Elfcon - "Elfconners"

"Elfconners"

Originally the term "Elfconner" simply meant "attendee of an ELFcon". The term "Elfconners" has subsequently been used by critics (and formerly and in passing by one member), at least in quotation marks, to refer to the group of editors appointed by Christopher Tolkien and granted access by him to unpublished wriitngs by J. R. R. Tolkien on his invented languages, although some members have rejected the term both as a misnomer and as intentionally derogatory, and the group prefers the both accurate and neutral term "the Editorial Team".

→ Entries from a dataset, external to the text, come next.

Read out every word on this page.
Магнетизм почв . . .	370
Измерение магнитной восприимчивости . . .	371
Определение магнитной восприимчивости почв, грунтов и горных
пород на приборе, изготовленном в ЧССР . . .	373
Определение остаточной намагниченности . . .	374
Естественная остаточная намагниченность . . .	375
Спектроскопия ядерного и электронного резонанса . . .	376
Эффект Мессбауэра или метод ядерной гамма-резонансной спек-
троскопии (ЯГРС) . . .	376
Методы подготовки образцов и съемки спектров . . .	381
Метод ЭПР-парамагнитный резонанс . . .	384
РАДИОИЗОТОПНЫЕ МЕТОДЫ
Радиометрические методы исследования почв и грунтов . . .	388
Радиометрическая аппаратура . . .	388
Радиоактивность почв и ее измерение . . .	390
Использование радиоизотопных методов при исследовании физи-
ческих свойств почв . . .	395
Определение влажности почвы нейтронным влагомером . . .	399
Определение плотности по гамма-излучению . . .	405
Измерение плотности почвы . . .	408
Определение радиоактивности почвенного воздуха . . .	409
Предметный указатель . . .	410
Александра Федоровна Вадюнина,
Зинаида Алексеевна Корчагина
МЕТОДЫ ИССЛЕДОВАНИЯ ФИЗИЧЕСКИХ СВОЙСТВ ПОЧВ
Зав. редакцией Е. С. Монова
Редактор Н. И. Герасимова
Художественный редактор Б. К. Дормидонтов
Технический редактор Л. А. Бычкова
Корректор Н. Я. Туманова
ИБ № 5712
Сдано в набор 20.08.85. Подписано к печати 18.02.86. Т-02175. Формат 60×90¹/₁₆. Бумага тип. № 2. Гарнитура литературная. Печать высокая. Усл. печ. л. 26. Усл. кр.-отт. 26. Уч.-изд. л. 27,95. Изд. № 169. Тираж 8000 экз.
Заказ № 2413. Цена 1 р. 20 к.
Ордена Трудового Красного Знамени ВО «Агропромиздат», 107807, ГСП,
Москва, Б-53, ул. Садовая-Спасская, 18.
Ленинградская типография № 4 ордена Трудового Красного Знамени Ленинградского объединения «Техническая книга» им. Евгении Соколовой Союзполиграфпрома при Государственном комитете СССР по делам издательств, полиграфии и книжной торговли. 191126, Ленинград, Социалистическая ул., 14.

Christopher Tolkien, as the holder of the copyrights of his father's works, in 1992 invited Christopher Gilson, Carl F. Hostetter, Arden R. Smith and Patrick H. Wynne to undertake a project to analyse, edit and publish material written by Tolkien concerning his invented languages and alphabets. Bill Welden was later brought into the project at their request. Members of the project report that these previously unpublished writings extend to some 3000 pages of linguistic material, consisting chiefly of photocopies supplied by Christopher Tolkien to the editorial team throughout the 1990s and handwritten notes made by the editorial team in the Bodleian Library in 1992.

Work based on some of this material was presented during the ELFcons, and those in attendance were unofficially allowed to look at the photocopies and take notes for private use. However, according to Hostetter, frequent unauthorized sharing of such notes eventually led Christopher Tolkien to prohibit even showing the material to others.